It all starts with one basic skill… The human bodies ability to adapt and evolve.
It is this natural ability that is harnessed and exposed in the world of sport. For a lot of people this starts at a young age. We are like sponges absorbing the workings of the world around us. Our brain is constantly making calculations and assumptions about our immediate environment as we live our lives. It is within this space that our abilities to be great at certain things evolve and grow. It is within this space we learn to react and respond…
As a young boy I spent countless hours outdoors, playing games with friends and engaging in all sorts of activities that unknowingly tought me valuable skills. We were constantly occupied with rolling marbles, riding skateboards, throwing tennis balls at each other and playing back yard cricket. Only years later did I realise what this has taught me.
In the same way that a person can become fit by exercising, every time pushing a little bit further so that your body gets stronger and that little bit better than it was before, we can train our brain when it comes to ball skills and coordination. If you do something long enough or enough times it becomes easy, just like everything else.
If you have thrown enough balls at a target you start to get the feeling that the ball becomes an extension of your own physical being. You pick up a ball and immediately notice its weight, its texture, size, its ability to hold its momentum and the possible way it will behave in the air. After this split second summary of brain calculations you start to focus on the target. How far is it, how big is it, what is it made of and will it move. If it moves, what is its possible next move, direction and speed. Then you become aware of your surroundings, is there a wind blowing or some external factor that will influence the trajectory of the path between the ball and the target. Hundreds of calculations that your brain runs through in a split second. Then, you throw… Immediately you start to learn as you see the ball move. You observe its path towards the target and you focus on where it is going to hit. You see it miss the target and immediately know how to correct it the next time you throw the ball. Aim a little more left, the wind took it a little bit off course and the texture of the ball made it slip in your fingers.
It is amazing how we adapt and evolve each time we throw a ball. By doing this over and over again we start te become better. We get to a point where we seemingly do not think about our action anymore but merely focus on the target. You have learnt to trust your muscles and your calculations. This is where you enter a world of coordination, ball skill and confidence. This is where you start to fine tune your abilities. This is where you start to become consistently good…
Getting to this point is easier than you think. If you want to play tennis, take a tennis ball with you wherever you go. Feel the texture, bounce it off a surface and observe how it responds and move. By doing this you already calculate how the ball will react in certain situations. By the time you get to the tennis court, your brain has the information it needs to calculate what the ball will do and how it will most likely move. In this case the ball is the target when you swing at it with a racquet. You will find that you will hit the ball more often than not.
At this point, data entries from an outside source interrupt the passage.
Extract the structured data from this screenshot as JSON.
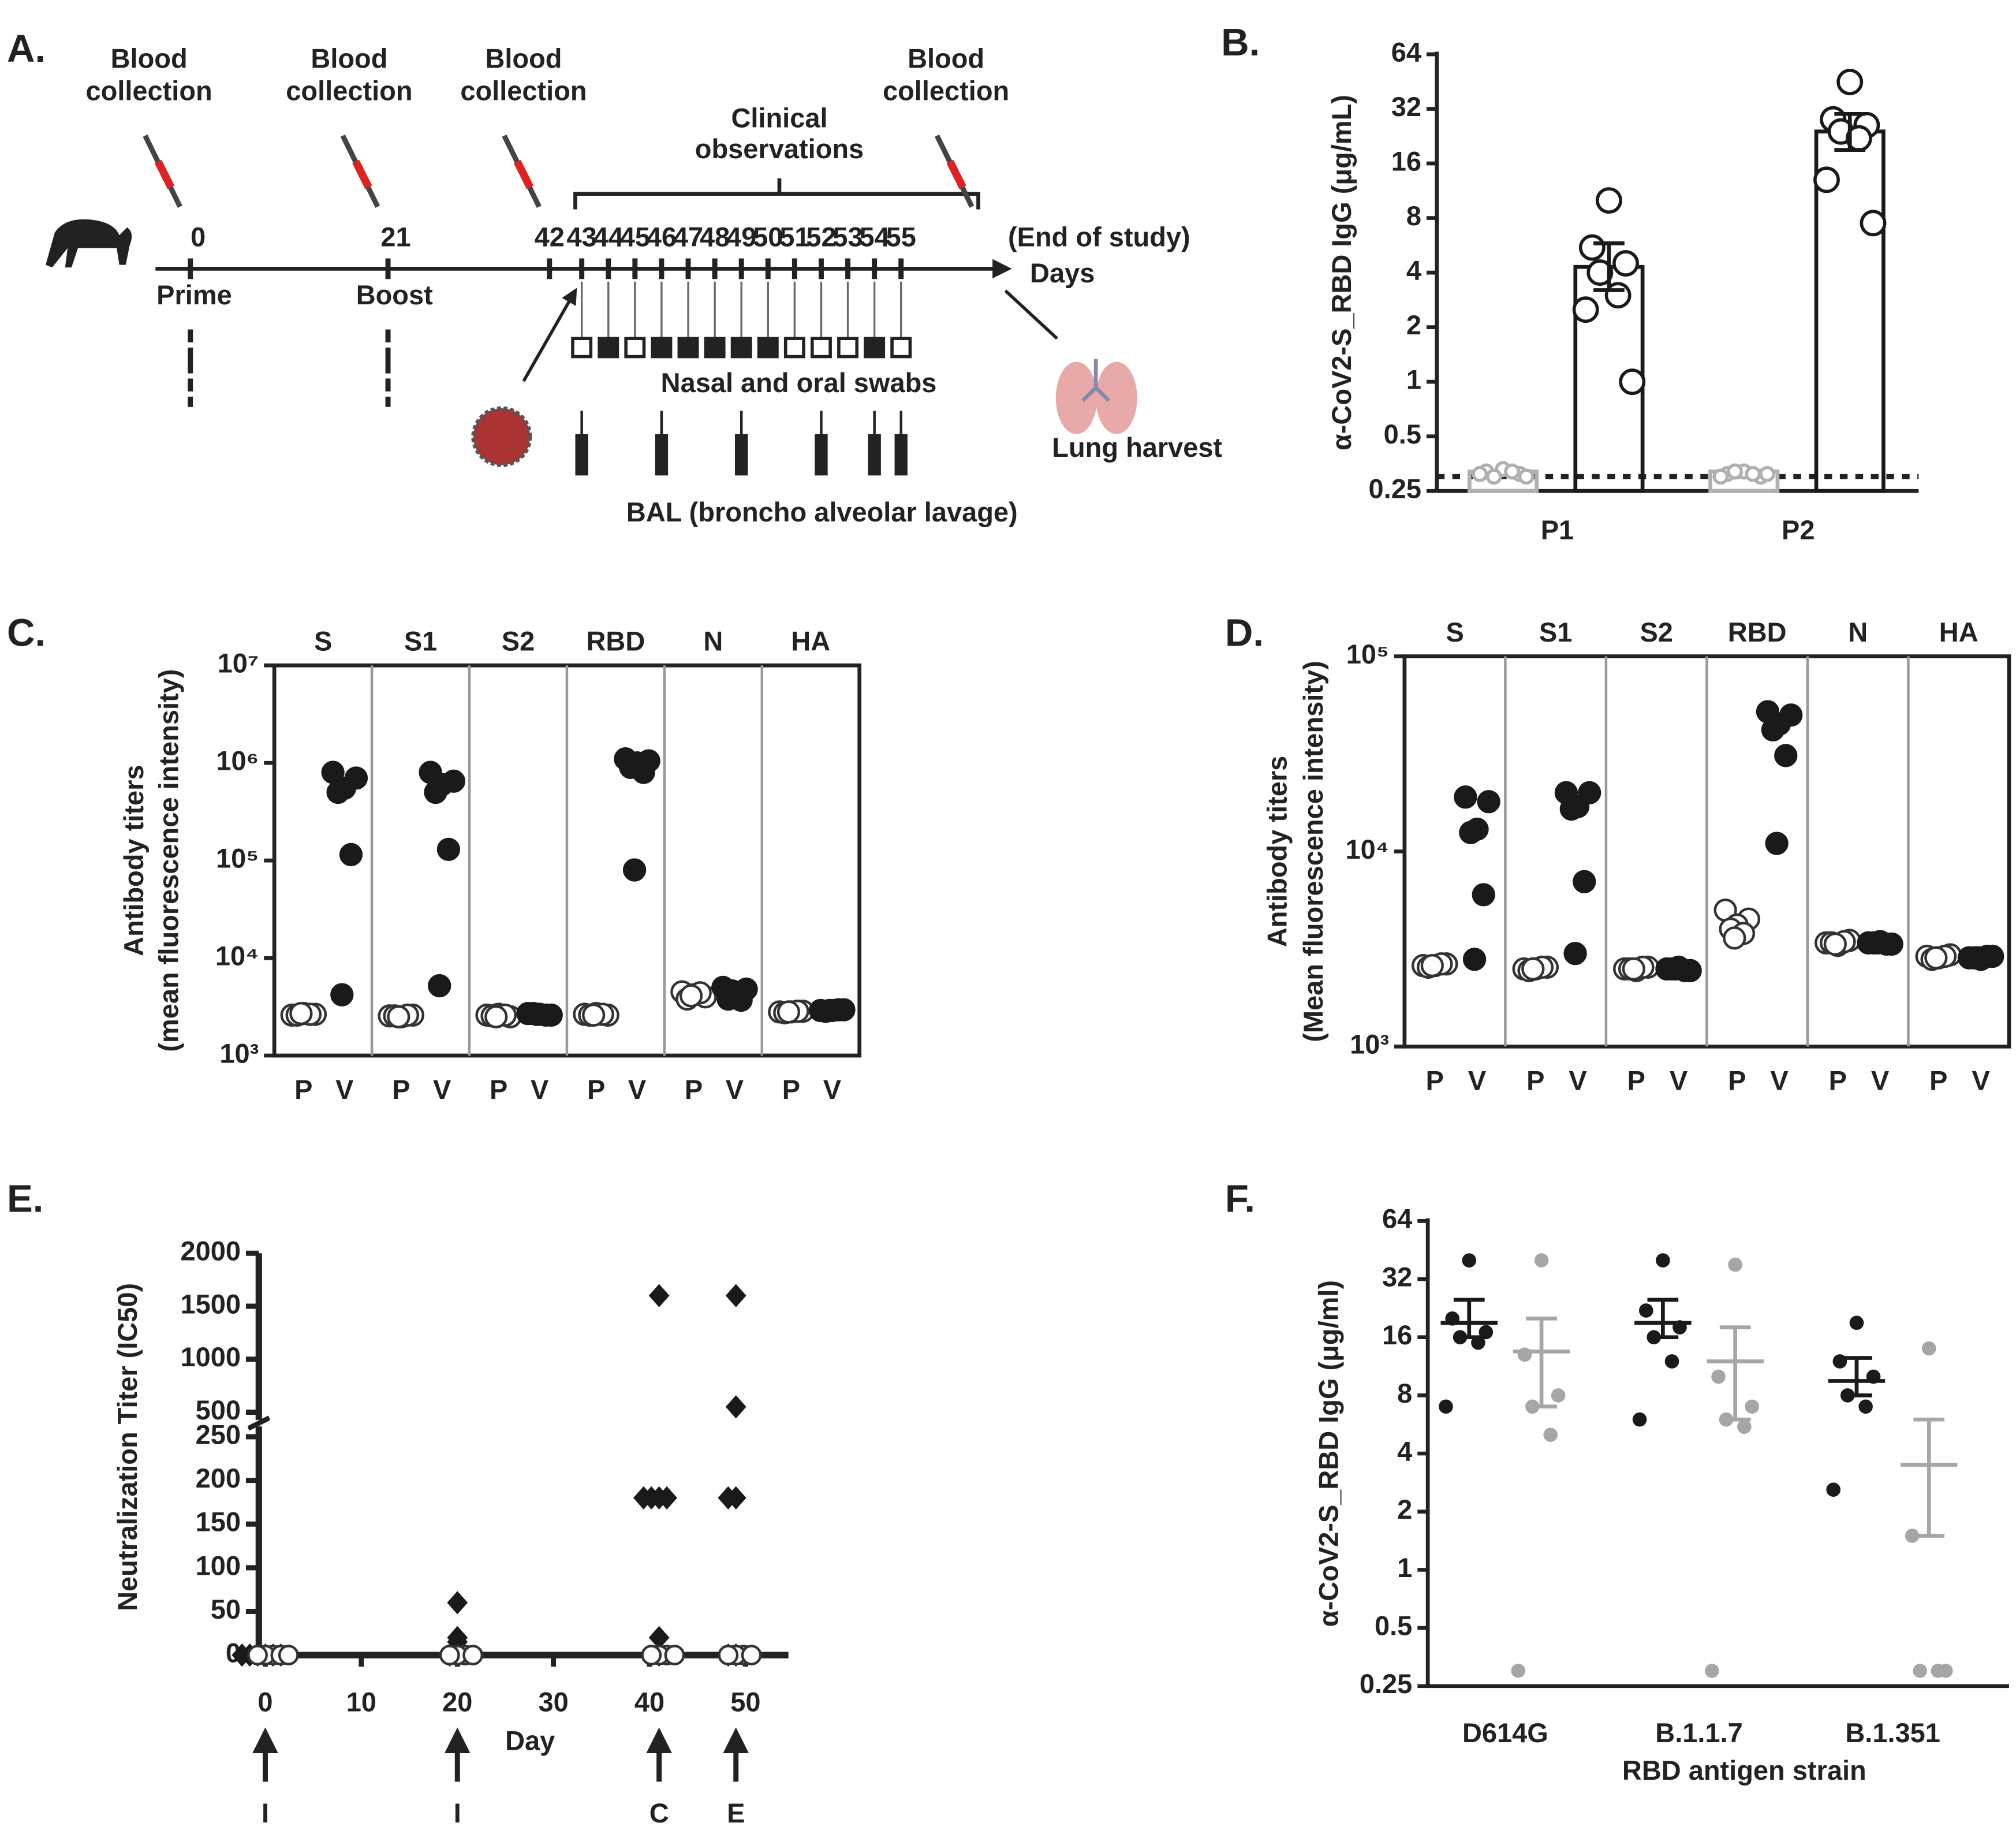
{
  "diagram": {
    "panel": "A.",
    "blood_collection": [
      [
        "Blood",
        "collection"
      ],
      [
        "Blood",
        "collection"
      ],
      [
        "Blood",
        "collection"
      ],
      [
        "Blood",
        "collection"
      ]
    ],
    "clinical": [
      "Clinical",
      "observations"
    ],
    "days": [
      "0",
      "21",
      "42",
      "43",
      "44",
      "45",
      "46",
      "47",
      "48",
      "49",
      "50",
      "51",
      "52",
      "53",
      "54",
      "55"
    ],
    "end_note": "(End of study)",
    "axis_label": "Days",
    "events": [
      "Prime",
      "Boost"
    ],
    "swabs": "Nasal and oral swabs",
    "lung": "Lung harvest",
    "bal": "BAL (broncho alveolar lavage)"
  },
  "chart_data": [
    {
      "panel": "B.",
      "type": "bar",
      "ylabel": "α-CoV2-S_RBD IgG  (μg/mL)",
      "categories": [
        "P1",
        "P2"
      ],
      "log_scale": true,
      "log_base": 2,
      "ylim": [
        0.25,
        64
      ],
      "yticks": [
        0.25,
        0.5,
        1,
        2,
        4,
        8,
        16,
        32,
        64
      ],
      "reference_line": 0.3,
      "series": [
        {
          "color": "#b0b0b0",
          "values": [
            0.32,
            0.32
          ],
          "points": [
            [
              0.33,
              0.32,
              0.31,
              0.3,
              0.32,
              0.31,
              0.3
            ],
            [
              0.32,
              0.31,
              0.3,
              0.32,
              0.31,
              0.3,
              0.31
            ]
          ]
        },
        {
          "color": "#1a1a1a",
          "values": [
            4.3,
            24
          ],
          "error_low": [
            3.2,
            19
          ],
          "error_high": [
            5.8,
            30
          ],
          "points": [
            [
              10,
              5.5,
              4.5,
              4,
              3,
              2.5,
              1
            ],
            [
              45,
              28,
              26,
              24,
              22,
              13,
              7.5
            ]
          ]
        }
      ]
    },
    {
      "panel": "C.",
      "type": "strip",
      "ylabel": [
        "Antibody titers",
        "(mean fluorescence intensity)"
      ],
      "groups": [
        "S",
        "S1",
        "S2",
        "RBD",
        "N",
        "HA"
      ],
      "x_labels": [
        "P",
        "V",
        "P",
        "V",
        "P",
        "V",
        "P",
        "V",
        "P",
        "V",
        "P",
        "V"
      ],
      "log_scale": true,
      "log_base": 10,
      "ylim": [
        1000,
        10000000
      ],
      "yticks": [
        {
          "value": 1000,
          "label": "10³"
        },
        {
          "value": 10000,
          "label": "10⁴"
        },
        {
          "value": 100000,
          "label": "10⁵"
        },
        {
          "value": 1000000,
          "label": "10⁶"
        },
        {
          "value": 10000000,
          "label": "10⁷"
        }
      ],
      "series": [
        {
          "marker": "open",
          "color": "#333333",
          "values": [
            [
              2600,
              2650,
              2700,
              2600,
              2650,
              2700
            ],
            [
              2550,
              2600,
              2500,
              2550,
              2600,
              2500
            ],
            [
              2600,
              2500,
              2650,
              2550,
              2600,
              2500
            ],
            [
              2650,
              2600,
              2700,
              2600,
              2650,
              2600
            ],
            [
              4500,
              4000,
              4200,
              3800,
              4400,
              4100
            ],
            [
              2800,
              2850,
              2800,
              2750,
              2850,
              2800
            ]
          ]
        },
        {
          "marker": "filled",
          "color": "#1a1a1a",
          "values": [
            [
              800000,
              700000,
              550000,
              500000,
              115000,
              4200
            ],
            [
              800000,
              650000,
              600000,
              500000,
              130000,
              5200
            ],
            [
              2700,
              2600,
              2650,
              2700,
              2600,
              2650
            ],
            [
              1100000,
              1050000,
              1000000,
              900000,
              800000,
              80000
            ],
            [
              5000,
              4800,
              4000,
              3800,
              3700,
              4600
            ],
            [
              2900,
              2950,
              2900,
              2850,
              2950,
              2900
            ]
          ]
        }
      ]
    },
    {
      "panel": "D.",
      "type": "strip",
      "ylabel": [
        "Antibody titers",
        "(Mean fluorescence intensity)"
      ],
      "groups": [
        "S",
        "S1",
        "S2",
        "RBD",
        "N",
        "HA"
      ],
      "x_labels": [
        "P",
        "V",
        "P",
        "V",
        "P",
        "V",
        "P",
        "V",
        "P",
        "V",
        "P",
        "V"
      ],
      "log_scale": true,
      "log_base": 10,
      "ylim": [
        1000,
        100000
      ],
      "yticks": [
        {
          "value": 1000,
          "label": "10³"
        },
        {
          "value": 10000,
          "label": "10⁴"
        },
        {
          "value": 100000,
          "label": "10⁵"
        }
      ],
      "series": [
        {
          "marker": "open",
          "color": "#333333",
          "values": [
            [
              2600,
              2650,
              2600,
              2550,
              2650,
              2600
            ],
            [
              2500,
              2550,
              2500,
              2450,
              2550,
              2500
            ],
            [
              2500,
              2550,
              2450,
              2500,
              2550,
              2500
            ],
            [
              5000,
              4500,
              4200,
              4000,
              3800,
              3600
            ],
            [
              3400,
              3500,
              3300,
              3400,
              3450,
              3350
            ],
            [
              2900,
              2950,
              2850,
              2800,
              2900,
              2850
            ]
          ]
        },
        {
          "marker": "filled",
          "color": "#1a1a1a",
          "values": [
            [
              19000,
              18000,
              13000,
              12500,
              6000,
              2800
            ],
            [
              20000,
              20000,
              17000,
              16500,
              7000,
              3000
            ],
            [
              2500,
              2450,
              2550,
              2500,
              2450,
              2500
            ],
            [
              52000,
              50000,
              45000,
              42000,
              31000,
              11000
            ],
            [
              3400,
              3350,
              3450,
              3400,
              3350,
              3400
            ],
            [
              2850,
              2900,
              2800,
              2850,
              2900,
              2850
            ]
          ]
        }
      ]
    },
    {
      "panel": "E.",
      "type": "scatter",
      "ylabel": "Neutralization Titer (IC50)",
      "xlabel": "Day",
      "xlim": [
        0,
        55
      ],
      "xticks": [
        0,
        10,
        20,
        30,
        40,
        50
      ],
      "ylim": [
        0,
        2000
      ],
      "y_break": [
        250,
        500
      ],
      "yticks": [
        0,
        50,
        100,
        150,
        200,
        250,
        500,
        1000,
        1500,
        2000
      ],
      "series": [
        {
          "marker": "diamond",
          "color": "#1a1a1a",
          "x": [
            0,
            0,
            0,
            0,
            0,
            0,
            20,
            20,
            20,
            20,
            20,
            20,
            41,
            41,
            41,
            41,
            41,
            41,
            41,
            49,
            49,
            49,
            49,
            49,
            49
          ],
          "values": [
            0,
            0,
            0,
            0,
            0,
            0,
            60,
            20,
            15,
            5,
            0,
            0,
            1600,
            180,
            180,
            180,
            180,
            20,
            0,
            1600,
            550,
            180,
            180,
            0,
            0
          ]
        },
        {
          "marker": "open",
          "color": "#333333",
          "x": [
            0,
            0,
            0,
            0,
            0,
            20,
            20,
            20,
            20,
            41,
            41,
            41,
            41,
            49,
            49,
            49,
            49
          ],
          "values": [
            0,
            0,
            0,
            0,
            0,
            0,
            0,
            0,
            0,
            0,
            0,
            0,
            0,
            0,
            0,
            0,
            0
          ]
        }
      ],
      "annotations": [
        {
          "x": 0,
          "label": "I"
        },
        {
          "x": 20,
          "label": "I"
        },
        {
          "x": 41,
          "label": "C"
        },
        {
          "x": 49,
          "label": "E"
        }
      ]
    },
    {
      "panel": "F.",
      "type": "dot",
      "ylabel": "α-CoV2-S_RBD IgG  (μg/ml)",
      "xlabel": "RBD antigen strain",
      "categories": [
        "D614G",
        "B.1.1.7",
        "B.1.351"
      ],
      "log_scale": true,
      "log_base": 2,
      "ylim": [
        0.25,
        64
      ],
      "yticks": [
        0.25,
        0.5,
        1,
        2,
        4,
        8,
        16,
        32,
        64
      ],
      "series": [
        {
          "color": "#1a1a1a",
          "points": [
            [
              40,
              20,
              17,
              16,
              15,
              7
            ],
            [
              40,
              22,
              18,
              16,
              12,
              6
            ],
            [
              19,
              12,
              10,
              8,
              7,
              2.6
            ]
          ],
          "values": [
            19,
            19,
            9.5
          ],
          "error_low": [
            16,
            16,
            8
          ],
          "error_high": [
            25,
            25,
            12.5
          ]
        },
        {
          "color": "#a6a6a6",
          "points": [
            [
              40,
              13,
              8,
              7,
              5,
              0.3
            ],
            [
              38,
              10,
              7,
              6,
              5.5,
              0.3
            ],
            [
              14,
              1.5,
              0.3,
              0.3,
              0.3
            ]
          ],
          "values": [
            13.5,
            12,
            3.5
          ],
          "error_low": [
            7,
            6,
            1.5
          ],
          "error_high": [
            20,
            18,
            6
          ]
        }
      ]
    }
  ]
}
These principles apply to a lot of sport activities. Playing golf? Bounce a golf ball off a surface and observe how bouncy and hard it is. Do this a lot of times repeatedly. Try and spin the ball with your hand, try different surfaces, try different angles. catch it everytime you throw it. This will enable you to better understand how the ball will react when it comes in to contact with the club face of your driver. You help your brain to pre calculate a lot of the physics without hitting a single golf ball. Because of this you will not be overloaded with information when swinging the club. You can focus on your swing. You already know enough about the ball to know what it will do.
The same principle applies to many different sporting activities. If you spend enough time observing how things move and interact with the elements around it, you will soon see that you become better and better at interacting with these object as well.
It builds confidence and without realizing it prepares your reactions and coordination by familiarizing your decision-making process with the task at hand.